Hockey turned its back on me, hockey left me out in the cold. I took a few weeks to grieve until I remembered that Boston was also home to the Boston Blades. A women’s professional hockey team that played in the Canadian Women’s Hockey League. After a few weeks of emailing our league commissioner, and the team’s head coach Digit Murphy, I was granted a special circumstance rostered spot that only allowed me to dress for 8 games, after missing the player draft in May. Hockey was back in my life, and in my first season, I got my first point in 3 years. I had an assist on a goal, I was cutting down the left-hand side of the ice and threw a pass back door that Katka Mrazova was able to pop in. I was getting better every day playing with 9 players that went on to play on the USA Olympic team. I was playing faster hockey, I was practicing with better players, I was elevating my game as well as continuing to go to BU. I jumped ranks from College hockey to Pro hockey overnight. I was a consistent name on the Healthy Scratch roster, but I was a member of the team, and that was more than I got from BU. I did my job at practice and fought to make players better, challenge them and grow with them. That season we won the Clarkson Cup, and my name officially resides on the side of it. The Clarkson Cup sits right next to Lord Stanley in the hockey hall of fame.
After two seasons of the CWHL, I showed up to our first practice, got a look from my coach, and knew that at the end of practice I would be told that it was the end of the line for me. I’ve had that look before, I knew that look too well. Another door closing quickly another sign that I was just not what hockey needed. I took a year off from chasing my dreams to start a girl’s junior hockey league. I found myself constantly advocating for the betterment of women’s sports, trying to change and grow a sport that I loved so much. I wanted to see success for kids that didn’t have the best resources. I wanted to make a home for girls that couldn’t afford prep school like myself, and I succeeded. Midway through that year, I was approached by a former BU teammate Kaleigh Fratkin to try out for the National Women’s Hockey league. A professional women’s hockey league that was officially going to pay its players first, unlike my CWHL playing experience. I got a spark in my eye, and it ignited the fire in my stomach. I would try just one more time. I believed in the power of women’s hockey and I just had to give myself one more opportunity to pave and pioneer for the betterment of my sport.
I was offered an unpaid practice players position. I was offered a spot on a team located in southern Connecticut, a three-hour drive from my life in Boston Massachusetts, and as this story goes… I took it. I applied for full-time jobs, I packed my bags, I kissed my mom goodbye and I moved to southern CT. One of our players got hurt last season, so I played a fair amount. I was a quiet stay at home defender, I got no points and I loved every single moment of it. I was accepted into a hockey community with open arms, and the work I did outside of the rink was equally notable to the work I did on the ice.
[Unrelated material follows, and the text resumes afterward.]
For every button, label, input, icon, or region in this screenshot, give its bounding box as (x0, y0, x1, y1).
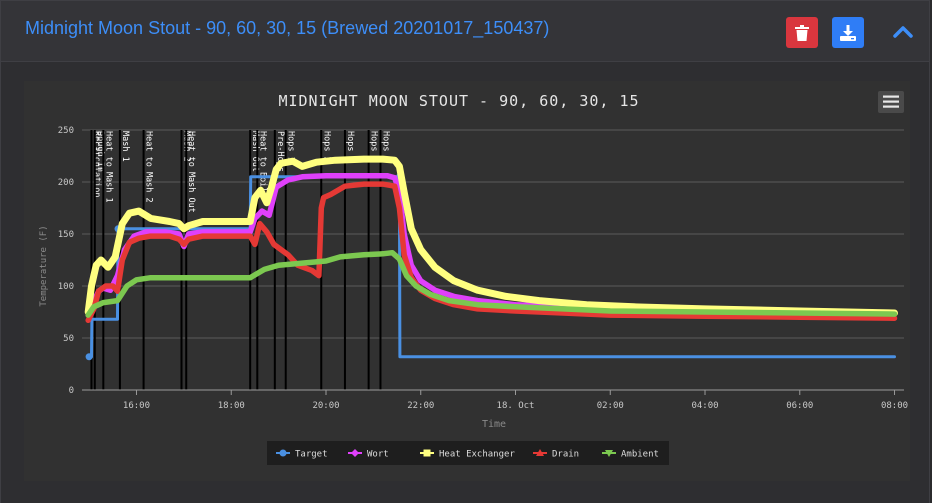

I was able to use my platform for philanthropy and bringing more respect to the name of Professional Women’s Ice Hockey. This is the beginning of my second season with the CT Whale; I have a full-time job, I am a fan favorite on social media, I often skip sleeping to help fight for the vitality of the league, I often do our Color Commentary when I healthy scratch, and I work the tireless job of being a practice player and ensuring my teammates are ready for puck drop. I have heard no so many times, had the door to hockey success slammed in my face so many times. I was cut twice, heartbroken by more healthy scratch reports, yet my name still resides in the Hockey Hall of Fame. So now, as we struggle for viewership, sponsorship, and acceptance in the professional sports community I laugh to myself at the journey I have had to see success. This is nothing. We will constantly fight for the platform to be heard and seen, Women’s Hockey will succeed. I will not let it fail.